# toshiba vs dell laptop: pls suggest



## samudragupta (Aug 12, 2010)

Hi friends. Please suggest me a good laptop between toshiba and dell. Id prefer toshiba. My budget is 40k and will use the pc for some gaming and movies. Ideally a 15inch screen. Pls dont suggest Hp or any brand as my compaq sucked. Ive checked toshiba india website but was confused. Any help is appreciated. Thanks.


----------



## ravi_9793 (Aug 12, 2010)

Dell is better when compared with Tosiba.
Take Dell complete cover warranty.


----------



## sude (Aug 12, 2010)

+1 for Dell...

you would get Core i3, 4g RAM, 500G HDD, 15" LCD and more in 39000/- and if u exchange your old one, 5000 off!!!


----------



## SlashDK (Aug 13, 2010)

even toshiba is good. i've got one and am satisfied with it


----------



## samudragupta (Aug 13, 2010)

thanx alot friends.
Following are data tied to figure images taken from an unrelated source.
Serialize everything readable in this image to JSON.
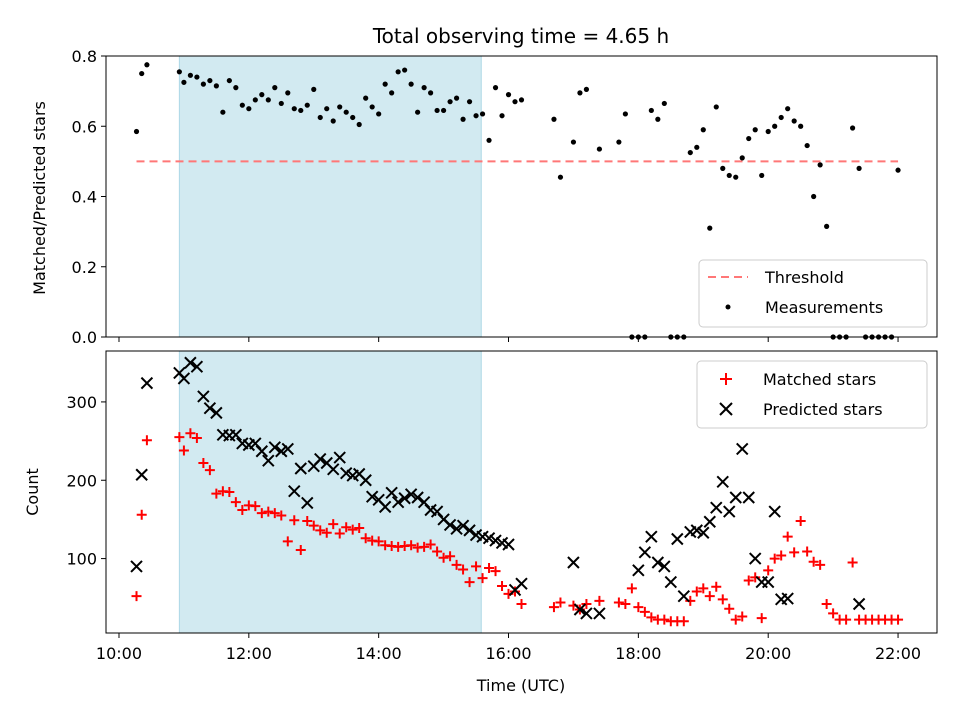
{
  "chart_data": [
    {
      "type": "scatter",
      "title": "Total observing time = 4.65 h",
      "xlabel": "",
      "ylabel": "Matched/Predicted stars",
      "xlim": [
        9.8,
        22.6
      ],
      "ylim": [
        0.0,
        0.8
      ],
      "y_ticks": [
        0.0,
        0.2,
        0.4,
        0.6,
        0.8
      ],
      "y_tick_labels": [
        "0.0",
        "0.2",
        "0.4",
        "0.6",
        "0.8"
      ],
      "shaded_span": [
        10.93,
        15.58
      ],
      "shaded_color": "#add8e6",
      "grid": false,
      "legend_position": "lower right",
      "series": [
        {
          "name": "Threshold",
          "style": "dashed-line",
          "color": "#ff7777",
          "x": [
            10.27,
            22.0
          ],
          "y": [
            0.5,
            0.5
          ]
        },
        {
          "name": "Measurements",
          "style": "dot",
          "color": "#000000",
          "x": [
            10.27,
            10.35,
            10.43,
            10.93,
            11.0,
            11.1,
            11.2,
            11.3,
            11.4,
            11.5,
            11.6,
            11.7,
            11.8,
            11.9,
            12.0,
            12.1,
            12.2,
            12.3,
            12.4,
            12.5,
            12.6,
            12.7,
            12.8,
            12.9,
            13.0,
            13.1,
            13.2,
            13.3,
            13.4,
            13.5,
            13.6,
            13.7,
            13.8,
            13.9,
            14.0,
            14.1,
            14.2,
            14.3,
            14.4,
            14.5,
            14.6,
            14.7,
            14.8,
            14.9,
            15.0,
            15.1,
            15.2,
            15.3,
            15.4,
            15.5,
            15.6,
            15.7,
            15.8,
            15.9,
            16.0,
            16.1,
            16.2,
            16.7,
            16.8,
            17.0,
            17.1,
            17.2,
            17.4,
            17.7,
            17.8,
            17.9,
            18.0,
            18.1,
            18.2,
            18.3,
            18.4,
            18.5,
            18.6,
            18.7,
            18.8,
            18.9,
            19.0,
            19.1,
            19.2,
            19.3,
            19.4,
            19.5,
            19.6,
            19.7,
            19.8,
            19.9,
            20.0,
            20.1,
            20.2,
            20.3,
            20.4,
            20.5,
            20.6,
            20.7,
            20.8,
            20.9,
            21.0,
            21.1,
            21.2,
            21.3,
            21.4,
            21.5,
            21.6,
            21.7,
            21.8,
            21.9,
            22.0
          ],
          "y": [
            0.585,
            0.75,
            0.775,
            0.755,
            0.725,
            0.745,
            0.74,
            0.72,
            0.73,
            0.715,
            0.64,
            0.73,
            0.71,
            0.66,
            0.65,
            0.675,
            0.69,
            0.675,
            0.71,
            0.665,
            0.695,
            0.65,
            0.645,
            0.66,
            0.705,
            0.625,
            0.65,
            0.615,
            0.655,
            0.64,
            0.625,
            0.605,
            0.68,
            0.655,
            0.635,
            0.72,
            0.695,
            0.755,
            0.76,
            0.72,
            0.64,
            0.71,
            0.695,
            0.645,
            0.645,
            0.67,
            0.68,
            0.62,
            0.67,
            0.63,
            0.635,
            0.56,
            0.71,
            0.63,
            0.69,
            0.67,
            0.675,
            0.62,
            0.455,
            0.555,
            0.695,
            0.705,
            0.535,
            0.555,
            0.635,
            0.0,
            0.0,
            0.0,
            0.645,
            0.62,
            0.665,
            0.0,
            0.0,
            0.0,
            0.525,
            0.54,
            0.59,
            0.31,
            0.655,
            0.48,
            0.46,
            0.455,
            0.51,
            0.565,
            0.59,
            0.46,
            0.585,
            0.6,
            0.625,
            0.65,
            0.615,
            0.6,
            0.545,
            0.4,
            0.49,
            0.315,
            0.0,
            0.0,
            0.0,
            0.595,
            0.48,
            0.0,
            0.0,
            0.0,
            0.0,
            0.0,
            0.475
          ]
        }
      ]
    },
    {
      "type": "scatter",
      "title": "",
      "xlabel": "Time (UTC)",
      "ylabel": "Count",
      "xlim": [
        9.8,
        22.6
      ],
      "ylim": [
        5,
        365
      ],
      "x_ticks": [
        10,
        12,
        14,
        16,
        18,
        20,
        22
      ],
      "x_tick_labels": [
        "10:00",
        "12:00",
        "14:00",
        "16:00",
        "18:00",
        "20:00",
        "22:00"
      ],
      "y_ticks": [
        100,
        200,
        300
      ],
      "y_tick_labels": [
        "100",
        "200",
        "300"
      ],
      "shaded_span": [
        10.93,
        15.58
      ],
      "shaded_color": "#add8e6",
      "grid": false,
      "legend_position": "upper right",
      "series": [
        {
          "name": "Matched stars",
          "marker": "plus",
          "color": "#ff0000",
          "x": [
            10.27,
            10.35,
            10.43,
            10.93,
            11.0,
            11.1,
            11.2,
            11.3,
            11.4,
            11.5,
            11.6,
            11.7,
            11.8,
            11.9,
            12.0,
            12.1,
            12.2,
            12.3,
            12.4,
            12.5,
            12.6,
            12.7,
            12.8,
            12.9,
            13.0,
            13.1,
            13.2,
            13.3,
            13.4,
            13.5,
            13.6,
            13.7,
            13.8,
            13.9,
            14.0,
            14.1,
            14.2,
            14.3,
            14.4,
            14.5,
            14.6,
            14.7,
            14.8,
            14.9,
            15.0,
            15.1,
            15.2,
            15.3,
            15.4,
            15.5,
            15.6,
            15.7,
            15.8,
            15.9,
            16.0,
            16.1,
            16.2,
            16.7,
            16.8,
            17.0,
            17.1,
            17.2,
            17.4,
            17.7,
            17.8,
            17.9,
            18.0,
            18.1,
            18.2,
            18.3,
            18.4,
            18.5,
            18.6,
            18.7,
            18.8,
            18.9,
            19.0,
            19.1,
            19.2,
            19.3,
            19.4,
            19.5,
            19.6,
            19.7,
            19.8,
            19.9,
            20.0,
            20.1,
            20.2,
            20.3,
            20.4,
            20.5,
            20.6,
            20.7,
            20.8,
            20.9,
            21.0,
            21.1,
            21.2,
            21.3,
            21.4,
            21.5,
            21.6,
            21.7,
            21.8,
            21.9,
            22.0
          ],
          "y": [
            52,
            156,
            251,
            255,
            238,
            260,
            254,
            222,
            213,
            183,
            186,
            185,
            172,
            162,
            168,
            167,
            158,
            160,
            158,
            155,
            122,
            149,
            111,
            148,
            142,
            136,
            133,
            144,
            132,
            140,
            137,
            139,
            126,
            123,
            122,
            117,
            116,
            115,
            116,
            117,
            114,
            115,
            118,
            109,
            101,
            103,
            92,
            86,
            70,
            90,
            75,
            88,
            84,
            65,
            55,
            58,
            42,
            38,
            44,
            40,
            35,
            42,
            46,
            44,
            42,
            62,
            38,
            32,
            25,
            22,
            22,
            20,
            20,
            20,
            46,
            58,
            62,
            52,
            64,
            48,
            36,
            22,
            26,
            72,
            76,
            24,
            85,
            100,
            104,
            128,
            108,
            148,
            109,
            96,
            92,
            42,
            30,
            22,
            22,
            95,
            22,
            22,
            22,
            22,
            22,
            22,
            22
          ]
        },
        {
          "name": "Predicted stars",
          "marker": "x",
          "color": "#000000",
          "x": [
            10.27,
            10.35,
            10.43,
            10.93,
            11.0,
            11.1,
            11.2,
            11.3,
            11.4,
            11.5,
            11.6,
            11.7,
            11.8,
            11.9,
            12.0,
            12.1,
            12.2,
            12.3,
            12.4,
            12.5,
            12.6,
            12.7,
            12.8,
            12.9,
            13.0,
            13.1,
            13.2,
            13.3,
            13.4,
            13.5,
            13.6,
            13.7,
            13.8,
            13.9,
            14.0,
            14.1,
            14.2,
            14.3,
            14.4,
            14.5,
            14.6,
            14.7,
            14.8,
            14.9,
            15.0,
            15.1,
            15.2,
            15.3,
            15.4,
            15.5,
            15.6,
            15.7,
            15.8,
            15.9,
            16.0,
            16.1,
            16.2,
            17.0,
            17.1,
            17.2,
            17.4,
            18.0,
            18.1,
            18.2,
            18.3,
            18.4,
            18.5,
            18.6,
            18.7,
            18.8,
            18.9,
            19.0,
            19.1,
            19.2,
            19.3,
            19.4,
            19.5,
            19.6,
            19.7,
            19.8,
            19.9,
            20.0,
            20.1,
            20.2,
            20.3,
            21.4
          ],
          "y": [
            90,
            207,
            324,
            337,
            330,
            350,
            345,
            307,
            292,
            286,
            258,
            257,
            258,
            247,
            245,
            247,
            237,
            225,
            242,
            237,
            240,
            186,
            215,
            171,
            218,
            227,
            222,
            214,
            229,
            209,
            206,
            208,
            200,
            179,
            175,
            166,
            184,
            172,
            177,
            182,
            178,
            172,
            162,
            160,
            150,
            143,
            138,
            142,
            136,
            130,
            128,
            126,
            123,
            120,
            118,
            60,
            68,
            95,
            35,
            30,
            30,
            85,
            108,
            128,
            95,
            90,
            70,
            125,
            52,
            134,
            136,
            133,
            147,
            165,
            198,
            160,
            178,
            240,
            178,
            100,
            70,
            70,
            160,
            48,
            49,
            42
          ]
        }
      ]
    }
  ]
}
Any specific model you would suggest.


----------



## ico (Aug 13, 2010)

yup, go for Dell.


----------



## suyash_123 (Aug 13, 2010)

My Vote  :- DELL

There service Is Very very quick.

My frd faced prob In sceen , he made Compaint in Helpline 
2nd day he recieved a coriuer as screen and 3rd day Person came and replace it....

Nice man!


----------



## sude (Aug 14, 2010)

suyash_123 said:


> My Vote  :- DELL
> 
> There service Is Very very quick.
> 
> ...



Really... thats great!!


----------